CINCINNATI—A recently published study highlighting stroke in younger populations attracted worldwide media attention. Still, the University of Cincinnati (UC) professor of neurology who led the research notes that more should be done to make the public aware of stroke and the critical importance of fast treatment.

"The awareness of stroke is exceedingly low in the general public, especially among those at highest risk,” says Brett Kissela, MD, vice chair of the neurology department at the UC College of Medicine and a member of the UC Neuroscience Institute, a center of excellence within UC Health.

The study led by Kissela, funded by the National Institute of Neurological Disorders and Stroke within the National Institutes of Health and published in Oct. 23, 2012, issue of the journal Neurology, showed that in Cincinnati and Northern Kentucky the proportion of all first strokes under age 45 rose to 7.3 percent in 2005 from 4.5 percent in 1993-94 and 5.5 percent in 1999.

Additionally, in 1993-94 the average age of first stroke in the region was 71.3 years. That number dropped to 70.9 in 1999 and 68.4 by 2005. (Data analysis from 2010 is under way, Kissela says.)

In another recent study led by Kissela, using the same population base as the study on stroke in the young, researchers found that younger adults who suffered a stroke were often smokers or had abused drugs or alcohol. The study was published online ahead of print in Stroke, an American Heart Association/American Stroke Association (AHA/ASA) journal.

"Certainly we hope that media attention around these studies will raise awareness among young people and make them more likely to go to the doctor to check for risk factors that can be modified, such as hypertension and obesity,” Kissela says. "Young people are far less likely to go to a health care provider than older individuals.

"Furthermore, health care providers must also be aware that stroke can occur in the young so that they will take appropriate action in searching for and modifying risk factors, and possibly improving diagnosis of stroke in what remain an unexpected event.”

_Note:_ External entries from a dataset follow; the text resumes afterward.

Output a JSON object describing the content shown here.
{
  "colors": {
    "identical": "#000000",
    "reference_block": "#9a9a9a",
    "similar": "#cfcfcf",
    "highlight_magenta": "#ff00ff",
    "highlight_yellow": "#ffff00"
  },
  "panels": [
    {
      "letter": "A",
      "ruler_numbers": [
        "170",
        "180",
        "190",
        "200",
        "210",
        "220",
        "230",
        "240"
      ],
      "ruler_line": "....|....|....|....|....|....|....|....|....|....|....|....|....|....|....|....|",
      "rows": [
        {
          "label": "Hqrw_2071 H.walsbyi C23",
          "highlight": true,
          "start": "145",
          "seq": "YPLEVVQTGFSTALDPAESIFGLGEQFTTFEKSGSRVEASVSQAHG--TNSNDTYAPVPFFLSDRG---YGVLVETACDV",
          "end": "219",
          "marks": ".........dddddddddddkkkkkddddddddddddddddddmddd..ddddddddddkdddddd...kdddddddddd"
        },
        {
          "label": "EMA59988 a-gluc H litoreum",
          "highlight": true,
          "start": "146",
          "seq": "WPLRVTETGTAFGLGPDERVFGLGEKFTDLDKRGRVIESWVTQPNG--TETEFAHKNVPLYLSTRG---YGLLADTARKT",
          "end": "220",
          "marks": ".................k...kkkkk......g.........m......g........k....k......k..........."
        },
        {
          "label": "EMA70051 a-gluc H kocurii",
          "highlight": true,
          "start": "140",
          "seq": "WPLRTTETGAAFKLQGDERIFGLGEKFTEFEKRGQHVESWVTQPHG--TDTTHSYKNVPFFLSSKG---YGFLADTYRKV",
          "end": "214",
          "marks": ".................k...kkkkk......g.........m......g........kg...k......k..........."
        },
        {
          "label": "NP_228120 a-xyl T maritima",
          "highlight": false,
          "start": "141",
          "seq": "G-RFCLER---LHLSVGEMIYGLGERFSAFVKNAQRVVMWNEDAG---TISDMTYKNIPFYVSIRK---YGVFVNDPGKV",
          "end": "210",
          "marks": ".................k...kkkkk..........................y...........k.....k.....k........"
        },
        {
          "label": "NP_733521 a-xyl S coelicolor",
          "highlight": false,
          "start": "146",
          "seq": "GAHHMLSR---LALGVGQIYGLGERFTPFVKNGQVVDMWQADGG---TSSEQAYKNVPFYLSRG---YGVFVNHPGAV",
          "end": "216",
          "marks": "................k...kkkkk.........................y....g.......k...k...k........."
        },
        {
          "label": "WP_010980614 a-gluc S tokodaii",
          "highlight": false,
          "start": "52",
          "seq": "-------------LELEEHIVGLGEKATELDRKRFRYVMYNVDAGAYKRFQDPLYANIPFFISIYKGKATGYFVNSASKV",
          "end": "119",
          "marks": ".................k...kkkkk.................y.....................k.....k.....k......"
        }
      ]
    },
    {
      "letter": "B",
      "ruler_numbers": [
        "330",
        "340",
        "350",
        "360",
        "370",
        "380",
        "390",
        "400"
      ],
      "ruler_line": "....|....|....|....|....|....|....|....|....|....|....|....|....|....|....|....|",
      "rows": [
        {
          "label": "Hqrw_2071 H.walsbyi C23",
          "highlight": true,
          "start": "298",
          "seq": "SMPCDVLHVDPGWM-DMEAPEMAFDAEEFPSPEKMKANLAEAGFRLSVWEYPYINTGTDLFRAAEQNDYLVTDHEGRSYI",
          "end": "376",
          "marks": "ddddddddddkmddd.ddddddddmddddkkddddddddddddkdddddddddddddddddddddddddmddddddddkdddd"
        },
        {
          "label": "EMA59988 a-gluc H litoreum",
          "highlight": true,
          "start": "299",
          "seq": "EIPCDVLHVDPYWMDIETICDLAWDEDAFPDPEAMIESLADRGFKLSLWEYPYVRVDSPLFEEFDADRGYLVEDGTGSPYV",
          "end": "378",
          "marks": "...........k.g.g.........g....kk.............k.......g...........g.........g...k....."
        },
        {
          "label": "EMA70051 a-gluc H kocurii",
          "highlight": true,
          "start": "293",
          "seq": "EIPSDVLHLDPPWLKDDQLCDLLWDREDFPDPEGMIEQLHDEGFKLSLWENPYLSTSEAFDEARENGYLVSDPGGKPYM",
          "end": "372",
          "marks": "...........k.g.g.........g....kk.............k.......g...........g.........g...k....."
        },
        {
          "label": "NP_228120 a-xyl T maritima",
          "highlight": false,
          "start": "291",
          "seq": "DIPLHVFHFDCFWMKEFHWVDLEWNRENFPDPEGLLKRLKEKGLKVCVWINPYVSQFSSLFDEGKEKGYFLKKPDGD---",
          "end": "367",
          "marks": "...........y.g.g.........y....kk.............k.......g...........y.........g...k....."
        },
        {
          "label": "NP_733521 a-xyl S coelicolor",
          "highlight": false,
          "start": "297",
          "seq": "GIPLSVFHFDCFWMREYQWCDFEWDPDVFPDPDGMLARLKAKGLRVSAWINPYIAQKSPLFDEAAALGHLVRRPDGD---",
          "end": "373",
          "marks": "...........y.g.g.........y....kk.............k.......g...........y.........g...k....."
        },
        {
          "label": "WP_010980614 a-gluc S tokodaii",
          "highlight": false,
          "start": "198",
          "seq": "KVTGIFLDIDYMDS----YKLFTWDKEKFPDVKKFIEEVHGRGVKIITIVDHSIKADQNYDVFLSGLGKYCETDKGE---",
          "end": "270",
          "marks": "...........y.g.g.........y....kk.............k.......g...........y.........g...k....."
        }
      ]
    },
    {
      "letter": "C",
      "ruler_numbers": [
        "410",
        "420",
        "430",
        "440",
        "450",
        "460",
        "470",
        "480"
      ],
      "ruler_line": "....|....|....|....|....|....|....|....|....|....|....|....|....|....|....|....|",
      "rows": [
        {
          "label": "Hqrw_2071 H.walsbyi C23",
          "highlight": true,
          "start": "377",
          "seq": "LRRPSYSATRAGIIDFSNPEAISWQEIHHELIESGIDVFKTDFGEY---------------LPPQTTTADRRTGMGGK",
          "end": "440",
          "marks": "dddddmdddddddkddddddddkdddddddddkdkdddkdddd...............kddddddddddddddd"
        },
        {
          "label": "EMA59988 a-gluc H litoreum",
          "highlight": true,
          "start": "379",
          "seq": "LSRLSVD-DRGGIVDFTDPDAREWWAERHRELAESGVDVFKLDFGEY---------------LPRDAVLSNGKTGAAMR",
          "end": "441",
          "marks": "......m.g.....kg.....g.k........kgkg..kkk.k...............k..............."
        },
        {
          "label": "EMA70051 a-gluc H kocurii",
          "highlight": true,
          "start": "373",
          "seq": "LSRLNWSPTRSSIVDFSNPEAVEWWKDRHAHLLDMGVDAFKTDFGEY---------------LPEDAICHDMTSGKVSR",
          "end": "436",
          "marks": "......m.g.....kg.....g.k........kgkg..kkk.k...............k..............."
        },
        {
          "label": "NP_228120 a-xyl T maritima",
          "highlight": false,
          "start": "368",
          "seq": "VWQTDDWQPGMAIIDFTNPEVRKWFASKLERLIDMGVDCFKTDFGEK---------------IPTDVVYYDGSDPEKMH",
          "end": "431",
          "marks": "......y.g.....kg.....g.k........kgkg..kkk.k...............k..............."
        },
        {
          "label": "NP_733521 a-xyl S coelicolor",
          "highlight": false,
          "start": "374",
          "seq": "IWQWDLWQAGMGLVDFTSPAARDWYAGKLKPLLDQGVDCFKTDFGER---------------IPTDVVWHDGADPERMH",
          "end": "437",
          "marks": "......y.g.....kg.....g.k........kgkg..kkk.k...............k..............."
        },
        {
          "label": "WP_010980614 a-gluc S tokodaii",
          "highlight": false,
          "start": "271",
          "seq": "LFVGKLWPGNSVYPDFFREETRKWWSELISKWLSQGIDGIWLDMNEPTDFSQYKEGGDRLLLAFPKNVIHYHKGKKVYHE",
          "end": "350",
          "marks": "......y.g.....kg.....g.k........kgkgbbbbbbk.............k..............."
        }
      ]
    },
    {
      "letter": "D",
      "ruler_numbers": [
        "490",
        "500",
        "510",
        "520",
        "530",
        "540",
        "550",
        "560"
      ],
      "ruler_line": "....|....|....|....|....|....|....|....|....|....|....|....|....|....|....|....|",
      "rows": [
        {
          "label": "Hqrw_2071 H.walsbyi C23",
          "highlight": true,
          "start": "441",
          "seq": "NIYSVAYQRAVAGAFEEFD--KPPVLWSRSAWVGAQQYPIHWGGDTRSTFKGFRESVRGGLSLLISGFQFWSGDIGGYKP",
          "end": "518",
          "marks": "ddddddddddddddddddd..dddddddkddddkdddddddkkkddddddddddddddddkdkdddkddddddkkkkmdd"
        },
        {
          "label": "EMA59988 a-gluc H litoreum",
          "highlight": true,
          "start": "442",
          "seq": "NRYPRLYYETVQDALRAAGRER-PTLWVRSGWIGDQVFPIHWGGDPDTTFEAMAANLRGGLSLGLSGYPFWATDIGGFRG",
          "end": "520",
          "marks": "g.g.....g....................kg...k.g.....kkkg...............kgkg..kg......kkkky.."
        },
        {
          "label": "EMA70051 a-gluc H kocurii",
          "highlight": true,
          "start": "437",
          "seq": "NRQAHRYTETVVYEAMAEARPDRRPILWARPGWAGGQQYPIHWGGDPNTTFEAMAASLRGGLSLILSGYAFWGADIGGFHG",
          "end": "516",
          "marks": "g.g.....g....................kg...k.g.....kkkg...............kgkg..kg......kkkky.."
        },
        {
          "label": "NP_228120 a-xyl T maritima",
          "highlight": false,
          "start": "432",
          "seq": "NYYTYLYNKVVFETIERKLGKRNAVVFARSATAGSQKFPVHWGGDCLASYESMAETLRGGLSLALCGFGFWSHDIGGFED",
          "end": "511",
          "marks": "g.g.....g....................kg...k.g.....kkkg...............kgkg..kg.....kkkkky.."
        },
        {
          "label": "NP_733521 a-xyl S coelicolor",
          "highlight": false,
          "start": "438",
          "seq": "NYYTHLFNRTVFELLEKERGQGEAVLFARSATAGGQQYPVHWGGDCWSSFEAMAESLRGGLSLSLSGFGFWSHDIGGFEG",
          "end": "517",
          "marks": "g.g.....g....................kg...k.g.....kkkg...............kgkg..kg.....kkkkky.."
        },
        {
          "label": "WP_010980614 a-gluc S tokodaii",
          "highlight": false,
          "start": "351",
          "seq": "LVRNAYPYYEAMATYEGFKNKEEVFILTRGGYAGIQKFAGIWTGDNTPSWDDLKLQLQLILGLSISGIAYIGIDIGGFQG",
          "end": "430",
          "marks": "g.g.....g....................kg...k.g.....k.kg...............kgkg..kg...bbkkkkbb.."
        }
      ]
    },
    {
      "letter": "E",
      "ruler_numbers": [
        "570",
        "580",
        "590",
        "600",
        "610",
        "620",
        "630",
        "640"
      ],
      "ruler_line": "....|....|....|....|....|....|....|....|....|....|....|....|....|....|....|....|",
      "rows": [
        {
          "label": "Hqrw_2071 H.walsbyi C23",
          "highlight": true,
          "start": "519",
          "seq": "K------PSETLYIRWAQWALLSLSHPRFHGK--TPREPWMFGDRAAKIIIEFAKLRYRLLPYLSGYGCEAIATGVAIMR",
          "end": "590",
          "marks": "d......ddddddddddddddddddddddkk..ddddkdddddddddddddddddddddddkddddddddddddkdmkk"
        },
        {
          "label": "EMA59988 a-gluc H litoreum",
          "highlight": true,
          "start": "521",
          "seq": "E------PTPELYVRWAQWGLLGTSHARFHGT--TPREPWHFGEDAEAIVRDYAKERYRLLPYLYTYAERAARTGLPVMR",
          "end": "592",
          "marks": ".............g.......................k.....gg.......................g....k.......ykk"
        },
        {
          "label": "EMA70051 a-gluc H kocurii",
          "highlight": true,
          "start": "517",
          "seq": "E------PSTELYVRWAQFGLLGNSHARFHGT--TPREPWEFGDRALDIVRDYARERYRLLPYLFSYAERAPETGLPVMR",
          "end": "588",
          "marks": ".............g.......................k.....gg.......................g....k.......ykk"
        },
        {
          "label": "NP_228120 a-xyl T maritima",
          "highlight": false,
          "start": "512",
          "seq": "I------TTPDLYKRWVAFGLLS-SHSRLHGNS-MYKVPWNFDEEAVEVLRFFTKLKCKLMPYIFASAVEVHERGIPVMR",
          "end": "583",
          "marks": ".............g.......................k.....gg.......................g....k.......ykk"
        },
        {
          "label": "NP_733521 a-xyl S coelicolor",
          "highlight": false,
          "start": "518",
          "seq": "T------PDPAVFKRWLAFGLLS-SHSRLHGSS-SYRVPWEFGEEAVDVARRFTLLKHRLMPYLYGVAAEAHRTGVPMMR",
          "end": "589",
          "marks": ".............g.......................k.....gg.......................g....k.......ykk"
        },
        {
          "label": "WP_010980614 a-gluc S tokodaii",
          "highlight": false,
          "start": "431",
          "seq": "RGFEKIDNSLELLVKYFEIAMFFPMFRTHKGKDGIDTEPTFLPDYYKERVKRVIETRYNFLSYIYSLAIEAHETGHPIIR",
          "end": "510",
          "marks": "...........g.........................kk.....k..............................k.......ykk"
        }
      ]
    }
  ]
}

Kissela notes that the AHA/ASA has put a priority on publicizing the warning signs of stroke, which can be summarized by the mnemonic device FAST: Face drooping; Arm weakness; Speech difficulty; and Time to call 911.

Time is of the essence, Kissela says, because treatment (the clot-busting drug tissue plasminogen activator, or tPA) is available that can reverse the effects of acute ischemic stroke (caused by a blood clot), but it can only be given within three hours of stroke onset.

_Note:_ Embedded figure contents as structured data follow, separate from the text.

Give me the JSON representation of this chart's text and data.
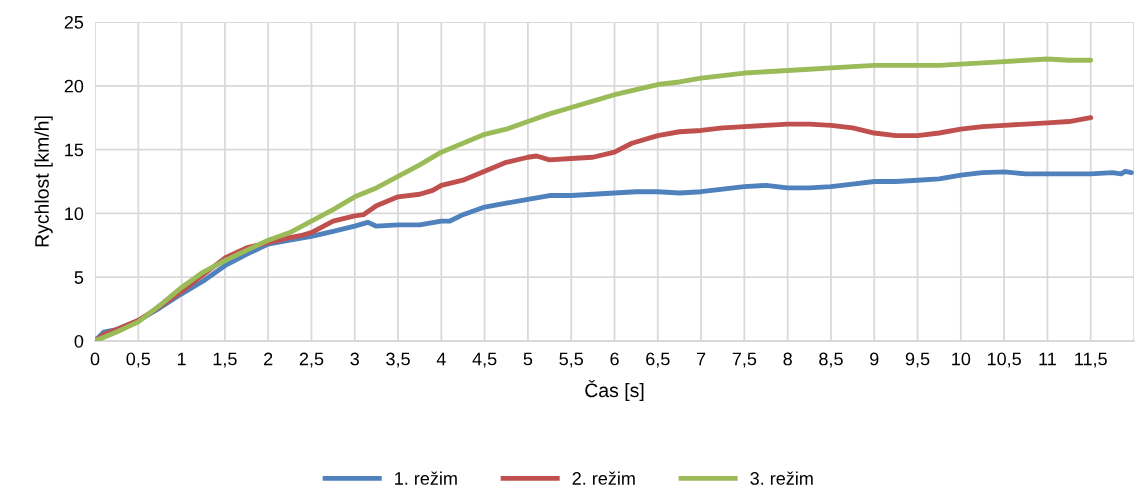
{
  "chart_data": {
    "type": "line",
    "xlabel": "Čas [s]",
    "ylabel": "Rychlost [km/h]",
    "xlim": [
      0,
      12
    ],
    "ylim": [
      0,
      25
    ],
    "yticks": [
      0,
      5,
      10,
      15,
      20,
      25
    ],
    "xticks": [
      0,
      {
        "value": 0.5,
        "label": "0,5"
      },
      1,
      {
        "value": 1.5,
        "label": "1,5"
      },
      2,
      {
        "value": 2.5,
        "label": "2,5"
      },
      3,
      {
        "value": 3.5,
        "label": "3,5"
      },
      4,
      {
        "value": 4.5,
        "label": "4,5"
      },
      5,
      {
        "value": 5.5,
        "label": "5,5"
      },
      6,
      {
        "value": 6.5,
        "label": "6,5"
      },
      7,
      {
        "value": 7.5,
        "label": "7,5"
      },
      8,
      {
        "value": 8.5,
        "label": "8,5"
      },
      9,
      {
        "value": 9.5,
        "label": "9,5"
      },
      10,
      {
        "value": 10.5,
        "label": "10,5"
      },
      11,
      {
        "value": 11.5,
        "label": "11,5"
      }
    ],
    "grid": true,
    "legend": "bottom",
    "marker": "none",
    "line_style": "solid",
    "series": [
      {
        "name": "1. režim",
        "color": "#4f81bd",
        "x": [
          0,
          0.1,
          0.25,
          0.5,
          0.75,
          1,
          1.25,
          1.5,
          1.75,
          2,
          2.25,
          2.5,
          2.75,
          3,
          3.15,
          3.25,
          3.5,
          3.75,
          4,
          4.1,
          4.25,
          4.5,
          4.75,
          5,
          5.25,
          5.5,
          5.75,
          6,
          6.25,
          6.5,
          6.75,
          7,
          7.25,
          7.5,
          7.75,
          8,
          8.25,
          8.5,
          8.75,
          9,
          9.25,
          9.5,
          9.75,
          10,
          10.25,
          10.5,
          10.75,
          11,
          11.25,
          11.5,
          11.75,
          11.85,
          11.9,
          11.97
        ],
        "values": [
          0,
          0.7,
          0.9,
          1.6,
          2.6,
          3.7,
          4.7,
          5.9,
          6.8,
          7.6,
          7.9,
          8.2,
          8.6,
          9.0,
          9.3,
          9.0,
          9.1,
          9.1,
          9.4,
          9.4,
          9.9,
          10.5,
          10.8,
          11.1,
          11.4,
          11.4,
          11.5,
          11.6,
          11.7,
          11.7,
          11.6,
          11.7,
          11.9,
          12.1,
          12.2,
          12.0,
          12.0,
          12.1,
          12.3,
          12.5,
          12.5,
          12.6,
          12.7,
          13.0,
          13.2,
          13.25,
          13.1,
          13.1,
          13.1,
          13.1,
          13.2,
          13.1,
          13.3,
          13.2
        ]
      },
      {
        "name": "2. režim",
        "color": "#c0504d",
        "x": [
          0,
          0.1,
          0.25,
          0.5,
          0.75,
          1,
          1.25,
          1.5,
          1.75,
          2,
          2.25,
          2.4,
          2.5,
          2.75,
          3,
          3.1,
          3.25,
          3.5,
          3.75,
          3.9,
          4,
          4.25,
          4.5,
          4.75,
          5,
          5.1,
          5.25,
          5.5,
          5.75,
          6,
          6.2,
          6.5,
          6.75,
          7,
          7.25,
          7.5,
          7.75,
          8,
          8.25,
          8.5,
          8.75,
          9,
          9.25,
          9.5,
          9.75,
          10,
          10.25,
          10.5,
          10.75,
          11,
          11.25,
          11.5
        ],
        "values": [
          0,
          0.5,
          0.9,
          1.6,
          2.7,
          3.9,
          5.2,
          6.5,
          7.3,
          7.7,
          8.1,
          8.3,
          8.5,
          9.4,
          9.8,
          9.9,
          10.6,
          11.3,
          11.5,
          11.8,
          12.2,
          12.6,
          13.3,
          14.0,
          14.4,
          14.5,
          14.2,
          14.3,
          14.4,
          14.8,
          15.5,
          16.1,
          16.4,
          16.5,
          16.7,
          16.8,
          16.9,
          17.0,
          17.0,
          16.9,
          16.7,
          16.3,
          16.1,
          16.1,
          16.3,
          16.6,
          16.8,
          16.9,
          17.0,
          17.1,
          17.2,
          17.5
        ]
      },
      {
        "name": "3. režim",
        "color": "#9bbb59",
        "x": [
          0,
          0.25,
          0.5,
          0.75,
          1,
          1.25,
          1.5,
          1.75,
          2,
          2.25,
          2.5,
          2.75,
          3,
          3.25,
          3.5,
          3.75,
          4,
          4.25,
          4.5,
          4.75,
          5,
          5.25,
          5.5,
          5.75,
          6,
          6.25,
          6.5,
          6.75,
          7,
          7.25,
          7.5,
          7.75,
          8,
          8.25,
          8.5,
          8.75,
          9,
          9.25,
          9.5,
          9.75,
          10,
          10.25,
          10.5,
          10.75,
          11,
          11.25,
          11.5
        ],
        "values": [
          0,
          0.7,
          1.5,
          2.8,
          4.2,
          5.4,
          6.3,
          7.1,
          7.9,
          8.5,
          9.4,
          10.3,
          11.3,
          12.0,
          12.9,
          13.8,
          14.8,
          15.5,
          16.2,
          16.6,
          17.2,
          17.8,
          18.3,
          18.8,
          19.3,
          19.7,
          20.1,
          20.3,
          20.6,
          20.8,
          21.0,
          21.1,
          21.2,
          21.3,
          21.4,
          21.5,
          21.6,
          21.6,
          21.6,
          21.6,
          21.7,
          21.8,
          21.9,
          22.0,
          22.1,
          22.0,
          22.0
        ]
      }
    ]
  }
}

Kissela is a member of the UC Stroke Team, a group of UC physicians and health professionals dedicated to providing rapid diagnosis and treatment of stroke patients. The team serves as a community resource to all Greater Cincinnati hospitals, while managing the stroke treatment program at University of Cincinnati Medical Center.

The UC neurology department’s stroke research program was the first to test and explore the use of tPA and continues to serve a leading role in both clinical and basic research for stroke and many other neurological conditions, including epilepsy, cognitive disorders, Parkinson’s disease and movement disorders, multiple sclerosis, neuromuscular disorders and headache.

 "We need to continue to study this problem,” Kissela says of stroke in the young. "Further research will be necessary to see what interventions might have the highest impact.”